What did the prince say when he banished Romeo?

Friar Lawrence informs Romeo in Act III, Scene 3 that he has been exiled rather than sentenced to death for killing Tybalt. Romeo's first reaction is, "Ha, banishment? Be kind, say "death,"/for exile has far more fear in his eyes than death. / But I will wear out this prison so long/it will have no king to be banished from.

When told of the decree by Friar Lawrence, Romeo refuses to believe it. He asks for evidence, and when none is offered, calls it a "jest"/"some new offence hath spurred these jests/or else what lord/would banish him his own subject?" Romeo then vows to escape from prison if only to prove that he was wronged.

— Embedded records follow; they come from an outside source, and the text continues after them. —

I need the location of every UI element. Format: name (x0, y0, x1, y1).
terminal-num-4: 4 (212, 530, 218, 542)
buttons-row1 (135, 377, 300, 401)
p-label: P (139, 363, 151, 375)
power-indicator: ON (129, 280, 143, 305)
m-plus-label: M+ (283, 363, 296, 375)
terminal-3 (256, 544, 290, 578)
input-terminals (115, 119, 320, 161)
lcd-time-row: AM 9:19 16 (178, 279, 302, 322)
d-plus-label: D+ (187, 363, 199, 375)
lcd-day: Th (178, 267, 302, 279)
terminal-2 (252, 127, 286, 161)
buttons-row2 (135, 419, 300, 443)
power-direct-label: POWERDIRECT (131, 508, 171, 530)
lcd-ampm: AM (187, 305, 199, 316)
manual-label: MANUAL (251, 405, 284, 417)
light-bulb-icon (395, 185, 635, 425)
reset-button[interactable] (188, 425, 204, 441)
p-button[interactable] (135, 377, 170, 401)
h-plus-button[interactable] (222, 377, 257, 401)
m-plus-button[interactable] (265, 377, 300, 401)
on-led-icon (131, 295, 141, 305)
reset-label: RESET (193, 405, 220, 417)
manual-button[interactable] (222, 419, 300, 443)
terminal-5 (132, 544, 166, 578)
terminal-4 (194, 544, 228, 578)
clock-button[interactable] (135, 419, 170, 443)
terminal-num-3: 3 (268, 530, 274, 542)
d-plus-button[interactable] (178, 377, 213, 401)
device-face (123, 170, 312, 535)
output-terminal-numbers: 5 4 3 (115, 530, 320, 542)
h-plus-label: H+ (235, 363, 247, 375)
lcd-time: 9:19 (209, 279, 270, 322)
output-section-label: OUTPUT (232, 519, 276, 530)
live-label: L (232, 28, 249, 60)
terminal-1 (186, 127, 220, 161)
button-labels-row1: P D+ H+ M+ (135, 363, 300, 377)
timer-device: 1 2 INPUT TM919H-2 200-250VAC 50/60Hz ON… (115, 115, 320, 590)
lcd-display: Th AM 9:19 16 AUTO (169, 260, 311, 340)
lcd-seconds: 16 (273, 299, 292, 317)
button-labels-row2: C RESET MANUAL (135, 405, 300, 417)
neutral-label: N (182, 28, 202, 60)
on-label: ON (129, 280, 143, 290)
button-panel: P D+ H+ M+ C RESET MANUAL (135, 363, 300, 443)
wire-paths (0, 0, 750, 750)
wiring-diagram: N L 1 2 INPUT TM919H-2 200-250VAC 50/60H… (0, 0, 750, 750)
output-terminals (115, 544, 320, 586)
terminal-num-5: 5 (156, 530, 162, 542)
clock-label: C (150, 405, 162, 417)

In Act IV, Scene 5, after hearing that Paris has banished him, Romeo cries out: "O world! O life! How weary, stale, flat, and unprofitable/seems to me everything!" (IV.5.31-32). At the end of the scene, he writes a note explaining why he must die: "There's comfort in th'believeing that yon osprey/will carry my soul to her nest tonight."

The next we see of Romeo he is lying in a bed of ivy outside the palace wall, where he imagines that he sees Juliet coming to meet him.

Why does Friar Laurence tell Romeo he is going to banishment?

The Friar tries to reason with Romeo, but the youthful Romeo is inconsolable—"drunk on his own tears."

Friar Laurence: I am a friar of La Vernia in Englewood. We hear that you are sick and in need of care. If you are willing, we would be glad to provide it.

Romeo: I am not well. And if you were to come with me now, I fear that I might do something rash.

Friar Laurence: Do not worry about your health; eat what you want, sleep when you feel like it, take medicine when you need it. All we ask is that you allow yourself to be treated by us.

Romeo: I'm sorry, but I must refuse. Good-bye, then.

Friar Laurence: Wait!

Friar Laurence: If you should change your mind, here's my phone number.

Romeo: Thank you, Father.

How did Friar Laurence react to Romeo’s banishment?

Despite his words of encouragement, Romeo continues to moan that exile is a state close to death. Friar Laurence becomes enraged upon hearing this and accuses Romeo of being ungrateful. The Prince appears to have intervened on Romeo's side by substituting banishment for execution for his role in Tybalt's murder. However, it is not clear whether or not he will be allowed to return to Verona.

Friar Laurence decides to take action into his own hands and steal Romeo's body to bring him back to life. He manages to do so but realizes that he has only a few hours before the spell begins to fade. So, he sends Juliet out for food while he looks for a solution they can use together to save Romeo.

When she returns home, she finds her father asleep in a chair outside their room. She goes inside and wakes him up telling him that there is food waiting for them downstairs. As soon as the Prince learns that Romeo is alive, he has someone send word to a friend who works at a hospital where Romeo was taken after being healed by the Fairy Queen. The friend tells the Prince that there is no point in searching for Romeo because he is about to be executed at dawn.

Juliet tries to convince her father to go save Romeo but he refuses because he does not want to get himself killed. Then, she notices something strange about him: he is wearing her mother's ring.

About Article Author

Julia Zeff

Julia Zeff is an aspiring filmmaker and writer. She loves telling stories through cinema, and has been obsessed with movies for as long as she can remember. Her favorite actors and actresses are George Clooney, Leonardo DiCaprio, and Christian Bale. When it comes to writing, she prefers fiction over non-fiction because she finds it more entertaining to read about characters that you can connect with on some level.